Décryptage

Origine de la vie : une nouvelle pièce dans le puzzle moléculaire

Posté le 21 novembre 2017
par Sophie Hoguin
dans Chimie et Biotech

Des chercheurs du Scripps Research Institute de Californie ont trouvé un composé qui pourrait être crucial dans l'apparition des molécules supports à la vie sur Terre.

Les scientifiques qui étudient les origines de la vie sur Terre s’accordent à dire que la phosphorylation est une réaction chimique centrale et essentielle pour l’assemblage de trois ingrédients clés des premières formes de vie : nucléotides pour stocker de l’information génétique, acides aminés pour initier les protéines qui assurent le travail cellulaire et précurseurs de grandes chaînes lipidiques pour former des structures d’encapsulation comme les parois cellulaires.

Jusqu’à maintenant, personne n’a réussi à trouver un agent de phosphorylation qui puisse à la fois avoir été plausiblement présent au début de l’existence de la Terre et qui puisse être capable d’initier la phosphorylation de ces trois classes de molécules dans des conditions identiques et réalistes.

Un agent unique ?

Les chimistes du TSRI (The Scripps Research Institute) en Californie pensent avoir trouvé le candidat idéal: le diamidophosphate (DAP).

Précédemment, L’équipe de Ramanarayanan Krishnamurthy avait montré que le DAP pouvait efficacement phosphoryler une variété de sucres simples pour construire des hydrates de carbones contenant des groupement phosphores que l’on suspecte d’être impliqués dans les premiers stades de la vie.

Cette fois, dans l’article de Nature où les chercheurs relatent leur découverte, le DAP s’est révélé capable d’initier la phosphorylation et la construction de chaînes de l’ensemble des classes de molécules que l’on retrouve dans les cellules.
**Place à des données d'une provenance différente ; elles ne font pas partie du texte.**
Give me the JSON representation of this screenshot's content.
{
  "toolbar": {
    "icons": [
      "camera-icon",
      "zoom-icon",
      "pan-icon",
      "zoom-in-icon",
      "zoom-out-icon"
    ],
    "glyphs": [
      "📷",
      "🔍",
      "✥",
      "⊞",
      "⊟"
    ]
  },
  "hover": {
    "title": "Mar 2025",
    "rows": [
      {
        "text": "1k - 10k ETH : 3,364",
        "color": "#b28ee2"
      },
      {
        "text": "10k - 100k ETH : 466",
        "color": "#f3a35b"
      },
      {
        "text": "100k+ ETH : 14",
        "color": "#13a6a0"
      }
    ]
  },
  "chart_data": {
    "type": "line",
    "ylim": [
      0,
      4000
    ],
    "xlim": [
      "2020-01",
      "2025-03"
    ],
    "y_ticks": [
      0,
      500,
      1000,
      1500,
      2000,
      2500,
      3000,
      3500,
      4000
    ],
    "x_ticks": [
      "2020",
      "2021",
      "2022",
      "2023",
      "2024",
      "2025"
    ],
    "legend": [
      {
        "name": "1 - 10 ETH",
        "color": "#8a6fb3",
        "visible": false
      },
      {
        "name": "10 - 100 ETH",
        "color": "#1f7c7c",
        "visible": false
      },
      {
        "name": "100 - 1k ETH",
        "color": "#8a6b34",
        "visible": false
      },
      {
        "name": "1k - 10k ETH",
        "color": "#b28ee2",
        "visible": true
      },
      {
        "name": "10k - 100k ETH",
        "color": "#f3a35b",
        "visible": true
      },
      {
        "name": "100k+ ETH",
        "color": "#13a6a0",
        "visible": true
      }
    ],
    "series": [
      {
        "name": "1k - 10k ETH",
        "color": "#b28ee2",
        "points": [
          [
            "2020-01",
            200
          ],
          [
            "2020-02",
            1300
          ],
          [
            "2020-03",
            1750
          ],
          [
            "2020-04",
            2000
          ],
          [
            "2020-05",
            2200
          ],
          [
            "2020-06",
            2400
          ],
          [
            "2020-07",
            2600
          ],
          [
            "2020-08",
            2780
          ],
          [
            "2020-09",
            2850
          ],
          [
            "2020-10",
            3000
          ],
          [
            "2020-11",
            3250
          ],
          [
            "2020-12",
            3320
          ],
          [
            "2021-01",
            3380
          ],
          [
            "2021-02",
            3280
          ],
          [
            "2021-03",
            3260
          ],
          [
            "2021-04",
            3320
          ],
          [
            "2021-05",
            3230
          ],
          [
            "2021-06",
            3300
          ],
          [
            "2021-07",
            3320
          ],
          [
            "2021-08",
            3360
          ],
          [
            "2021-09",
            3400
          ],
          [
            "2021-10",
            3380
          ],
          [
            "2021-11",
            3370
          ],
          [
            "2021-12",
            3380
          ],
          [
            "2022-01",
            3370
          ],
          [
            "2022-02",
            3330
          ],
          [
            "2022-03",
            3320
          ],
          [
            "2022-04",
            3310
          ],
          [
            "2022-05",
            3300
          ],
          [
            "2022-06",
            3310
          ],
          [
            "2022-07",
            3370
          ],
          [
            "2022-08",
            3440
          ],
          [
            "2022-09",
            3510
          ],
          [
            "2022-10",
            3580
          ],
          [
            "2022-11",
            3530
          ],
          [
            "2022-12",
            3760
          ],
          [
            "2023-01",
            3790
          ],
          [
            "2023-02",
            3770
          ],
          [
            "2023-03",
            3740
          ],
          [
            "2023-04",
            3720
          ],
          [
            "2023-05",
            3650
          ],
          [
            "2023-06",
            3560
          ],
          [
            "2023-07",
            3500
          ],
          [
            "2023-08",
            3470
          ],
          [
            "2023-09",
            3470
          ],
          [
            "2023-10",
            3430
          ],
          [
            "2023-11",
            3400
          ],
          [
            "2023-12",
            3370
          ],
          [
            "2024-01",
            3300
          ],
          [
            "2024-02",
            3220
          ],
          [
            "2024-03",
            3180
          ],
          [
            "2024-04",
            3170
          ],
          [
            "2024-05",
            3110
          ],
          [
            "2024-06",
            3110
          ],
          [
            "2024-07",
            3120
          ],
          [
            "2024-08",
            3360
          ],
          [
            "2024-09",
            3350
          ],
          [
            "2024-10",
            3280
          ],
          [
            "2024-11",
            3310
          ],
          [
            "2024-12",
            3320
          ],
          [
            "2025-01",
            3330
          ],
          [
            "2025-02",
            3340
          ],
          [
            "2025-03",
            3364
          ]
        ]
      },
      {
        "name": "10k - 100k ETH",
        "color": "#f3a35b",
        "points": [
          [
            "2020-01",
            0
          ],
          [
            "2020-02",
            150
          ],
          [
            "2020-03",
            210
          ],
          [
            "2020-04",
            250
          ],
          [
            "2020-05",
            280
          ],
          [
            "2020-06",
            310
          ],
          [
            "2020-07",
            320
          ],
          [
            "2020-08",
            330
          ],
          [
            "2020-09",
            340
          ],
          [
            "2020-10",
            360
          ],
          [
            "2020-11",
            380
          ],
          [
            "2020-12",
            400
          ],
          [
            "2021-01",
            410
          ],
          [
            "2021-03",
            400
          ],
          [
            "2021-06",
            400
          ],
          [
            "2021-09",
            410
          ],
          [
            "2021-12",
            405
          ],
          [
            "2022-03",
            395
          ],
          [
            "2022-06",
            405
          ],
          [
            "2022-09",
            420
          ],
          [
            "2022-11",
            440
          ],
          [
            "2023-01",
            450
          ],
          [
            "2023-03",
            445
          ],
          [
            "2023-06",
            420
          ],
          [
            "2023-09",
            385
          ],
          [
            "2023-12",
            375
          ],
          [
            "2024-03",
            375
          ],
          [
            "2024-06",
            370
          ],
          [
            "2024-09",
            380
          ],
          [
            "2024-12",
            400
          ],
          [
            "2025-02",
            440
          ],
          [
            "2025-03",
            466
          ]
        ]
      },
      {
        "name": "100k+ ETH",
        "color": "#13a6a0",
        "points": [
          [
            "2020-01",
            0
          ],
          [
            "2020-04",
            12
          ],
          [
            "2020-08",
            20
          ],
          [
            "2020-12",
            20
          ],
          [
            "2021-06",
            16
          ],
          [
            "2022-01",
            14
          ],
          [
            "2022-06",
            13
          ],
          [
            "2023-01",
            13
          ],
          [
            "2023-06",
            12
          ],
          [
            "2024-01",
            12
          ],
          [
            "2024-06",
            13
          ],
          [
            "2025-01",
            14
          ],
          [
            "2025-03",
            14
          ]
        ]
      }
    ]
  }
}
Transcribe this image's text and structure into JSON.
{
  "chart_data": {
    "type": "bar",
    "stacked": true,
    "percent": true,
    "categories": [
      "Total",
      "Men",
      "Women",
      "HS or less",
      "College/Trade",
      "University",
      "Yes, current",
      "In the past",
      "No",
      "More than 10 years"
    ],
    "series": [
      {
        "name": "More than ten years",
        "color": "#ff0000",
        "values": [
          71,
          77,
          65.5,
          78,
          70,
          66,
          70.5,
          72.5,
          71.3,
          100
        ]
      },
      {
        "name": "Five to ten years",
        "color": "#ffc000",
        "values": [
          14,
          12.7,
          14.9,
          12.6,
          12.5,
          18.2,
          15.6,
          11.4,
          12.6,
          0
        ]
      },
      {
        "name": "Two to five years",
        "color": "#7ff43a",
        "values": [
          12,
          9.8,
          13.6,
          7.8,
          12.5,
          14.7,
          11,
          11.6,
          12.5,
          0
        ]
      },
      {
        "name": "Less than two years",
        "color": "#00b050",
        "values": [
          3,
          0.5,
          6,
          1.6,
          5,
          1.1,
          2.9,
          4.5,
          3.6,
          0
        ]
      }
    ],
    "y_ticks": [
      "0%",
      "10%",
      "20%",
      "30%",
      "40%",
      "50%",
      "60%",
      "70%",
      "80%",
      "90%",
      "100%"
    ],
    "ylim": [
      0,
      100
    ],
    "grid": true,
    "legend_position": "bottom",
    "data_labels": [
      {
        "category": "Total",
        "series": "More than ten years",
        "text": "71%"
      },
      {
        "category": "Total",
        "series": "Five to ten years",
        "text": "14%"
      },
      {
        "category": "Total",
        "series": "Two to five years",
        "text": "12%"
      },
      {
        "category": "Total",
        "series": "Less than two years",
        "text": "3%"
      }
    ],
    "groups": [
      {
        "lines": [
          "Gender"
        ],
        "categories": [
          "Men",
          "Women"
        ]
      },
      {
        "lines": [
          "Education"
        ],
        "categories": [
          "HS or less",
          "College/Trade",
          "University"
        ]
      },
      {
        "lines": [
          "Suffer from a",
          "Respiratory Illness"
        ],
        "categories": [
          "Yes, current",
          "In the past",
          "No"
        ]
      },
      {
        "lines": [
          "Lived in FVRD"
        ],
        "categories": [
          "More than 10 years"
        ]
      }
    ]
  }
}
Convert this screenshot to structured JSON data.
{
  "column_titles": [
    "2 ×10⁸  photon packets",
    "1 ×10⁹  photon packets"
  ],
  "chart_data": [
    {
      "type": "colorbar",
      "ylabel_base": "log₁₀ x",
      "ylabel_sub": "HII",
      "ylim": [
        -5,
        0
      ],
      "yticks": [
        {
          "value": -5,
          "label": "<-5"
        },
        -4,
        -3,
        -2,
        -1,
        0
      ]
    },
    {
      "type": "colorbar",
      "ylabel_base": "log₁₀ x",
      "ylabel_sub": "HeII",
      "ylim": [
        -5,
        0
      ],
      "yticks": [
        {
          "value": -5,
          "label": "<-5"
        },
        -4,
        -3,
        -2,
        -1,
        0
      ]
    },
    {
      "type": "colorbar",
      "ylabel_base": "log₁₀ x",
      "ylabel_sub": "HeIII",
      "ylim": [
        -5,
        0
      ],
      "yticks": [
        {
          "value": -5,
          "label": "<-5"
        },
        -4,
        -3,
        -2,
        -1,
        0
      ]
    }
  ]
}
L’action du diamidophosphate a été mise en évidence tout d’abord dans la phosphorylation de quatre nucléosides qui forment les briques élémentaires de l’ARN. La réaction s’est tenue dans de l’eau ou dans un milieu apparenté et ce sous une large plage de températures et des conditions très diverses. En ajoutant un autre catalyseur, l’imidazole, un composé organique simple que l’on pense présent facilement aux premiers âges de la Terre, l’activité du DAP a aussi amené à des chaînes de ces quatre blocs, ressemblant à des brins d’ARN.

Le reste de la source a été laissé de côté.